Before we've even reached page 30, we've met the jPoders and visited Ethan's mom, who has a successful marijuana growing operation in the family home. She's made an emergency call to Ethan at work because she's accidentally electrocuted a biker who was trying to extort her into giving him a share of her crop. ("This is a grow-op, dear," she tells her son placidly while explaining her predicament. "I'm not raising miniature ponies down here.") She needs her son's help to get rid of the body. Ethan obliges and, by page 31, he's back at the office.
And it feels that, in telling you all of this, I might have given too much away; perhaps offered up a spoiler. I haven't. By the time Ethan and his mom have biker Tim ready for his cement shoes, we haven't even hit chapter two. If there were chapters. Which there are not. There are streams of ideas offset by pages of prose punctuated by reams of thoughts seemingly randomly laid down and all intersected and connected and supported by the very strong story of Ethan, his coworkers and a family that "runs on Microsoft software."
jPod is a delight. A completely novel approach to novel making, which should not be a surprise, considering the source. Fifteen years after Douglas Coupland changed the way we viewed the world with Generation X, the author is still astonishingly fresh and relevant. He nails more than the dialog of the early 21st century cubicle worker: he brings home the desolation masked in irony covering hopelessness that this sad new century has brought in with it. "All ideas are stillborn. The air smells like five hundred sheets of paper. And then it's another day."
Though much of jPod is screamingly funny, the laughter is broken up with almost distressingly serious thoughts like this. Even seemingly random woolgathering is worthy of note, perhaps even reflection. For instance, at one point, Ethan asks:
What is the science behind humiliation? Does it generate a special molecule of adrenaline? Does your blood recognize what's happening and take different paths through your body in response? And why does the inside of your mouth turn to lint and your ears begin to burn?

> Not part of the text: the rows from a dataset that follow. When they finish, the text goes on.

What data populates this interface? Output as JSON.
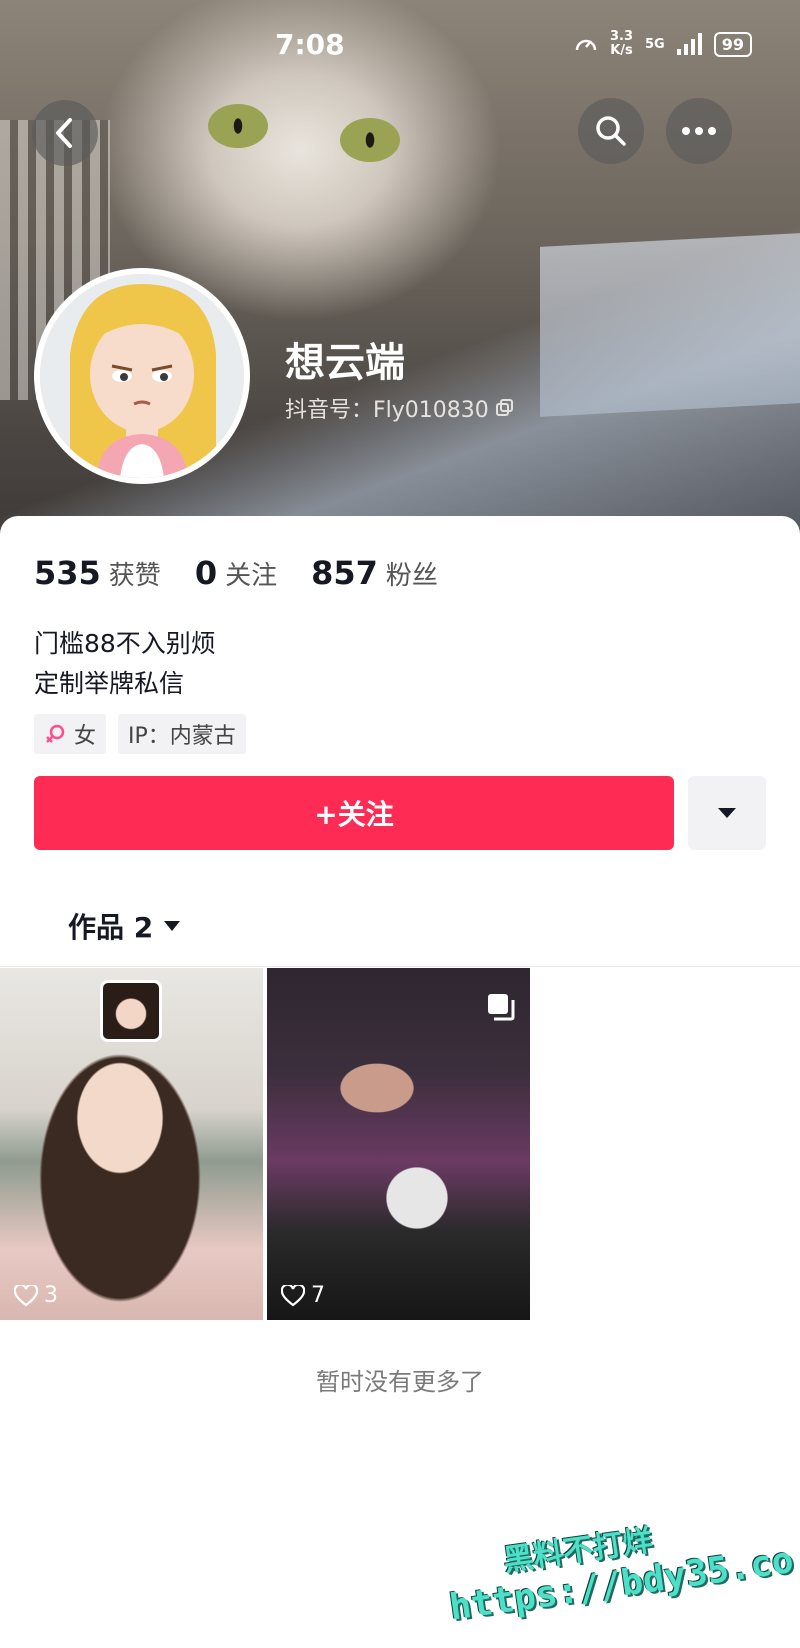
{
  "status_bar": {
    "time": "7:08",
    "speed_value": "3.3",
    "speed_unit": "K/s",
    "network": "5G",
    "battery": "99"
  },
  "header": {
    "back_icon": "chevron-left-icon",
    "search_icon": "search-icon",
    "more_icon": "more-horizontal-icon"
  },
  "profile": {
    "name": "想云端",
    "id_label": "抖音号：Fly010830",
    "copy_icon": "copy-icon"
  },
  "stats": [
    {
      "value": "535",
      "label": "获赞"
    },
    {
      "value": "0",
      "label": "关注"
    },
    {
      "value": "857",
      "label": "粉丝"
    }
  ],
  "bio": {
    "line1": "门槛88不入别烦",
    "line2": "定制举牌私信"
  },
  "tags": {
    "gender": "女",
    "gender_icon": "female-icon",
    "ip": "IP：内蒙古"
  },
  "actions": {
    "follow_label": "+关注",
    "dropdown_icon": "caret-down-icon"
  },
  "tabs": {
    "works_label": "作品 2"
  },
  "videos": [
    {
      "likes": "3"
    },
    {
      "likes": "7"
    }
  ],
  "footer": {
    "no_more": "暂时没有更多了"
  },
  "watermark": {
    "line1": "黑料不打烊",
    "line2": "https://bdy35.co"
  },
  "colors": {
    "accent": "#fe2c55",
    "female": "#ff4d8d"
  }
}
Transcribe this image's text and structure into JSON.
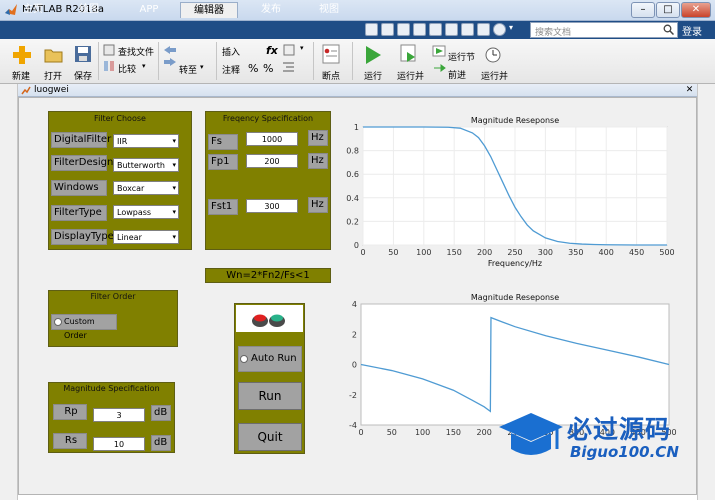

Though I don't think a book exists that will please every reader, this is perhaps more true of jPod, if you follow. Coupland fans will be delighted by jPod's twists and turns and deceptively simple storyline. Serious readers might be entranced by Coupland's innovation and his inimitable style. But I can't help but think that some readers will be offended and others will spend much of the book wondering just what the heck is going on. It's not a book without risk. I can't help but thinking that might be the point. | May 2006
Linda L. Richards is the editor of January Magazine. Her fourth novel, Death was the Other Woman, will be published early in 2008 by St. Martin's Minotaur.